Since superfluids consists of integer spin bosons or effective bosonic Cooper-paired fermions, Pauli Exclusion Principle does not apply to them. They can thus occupy the same quantum state as any other normal baryonic matter, effectively going through them if electromagnetic repulsion between them is low enough to not oppose its motion.
Basically, if a superfluid and a slab of cold baryonic matter meets, will the superfluid go through the baryonic matter unaffected with little interaction? (Assuming it has enough velocity to overcome the electromagnetic repulsion i.e. $KE \space> EPE$)
For example He-4 is bosonic as it has an integer spin 0, if we cool it down to superfluid temperature and put it in a container made of baryonic matter (i.e. glass/silicon dioxide) it will pass through the container? (Since it can occupy same quantum states as the particles in the container.)
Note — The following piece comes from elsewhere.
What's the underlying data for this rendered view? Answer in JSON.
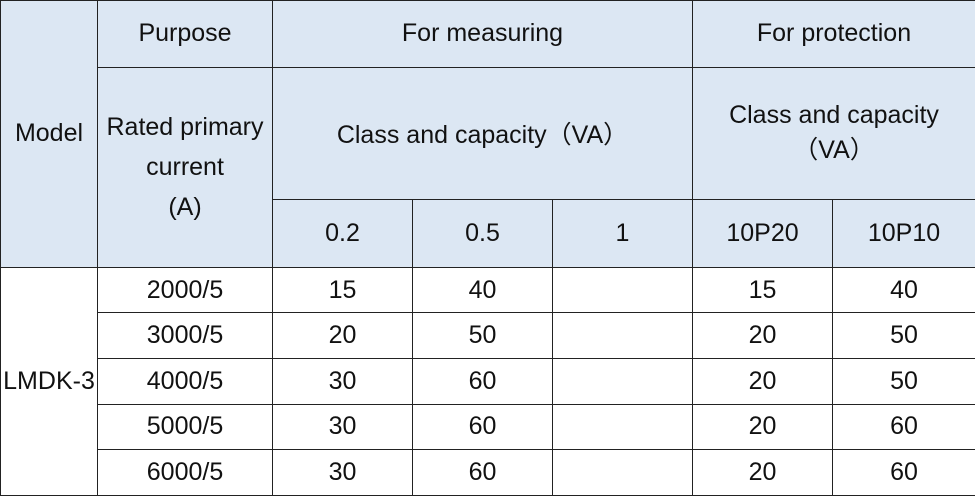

Rather creepy theory, don't you think?
P.S. : Quantum state includes spatial coordinates of the wave function of the particle and spin and other things, so Pauli Exclusion forbids fermions to occupy the same space unless their spin is opposite. This does not apply to spin 0 particles (bosons) so they can all occupy the same space if there was no repulsion between them. So spin 0 particles can pass freely through fermions and other particles if the EM repulsion between them is overcome either due to it being weak or the condensates having high velocity?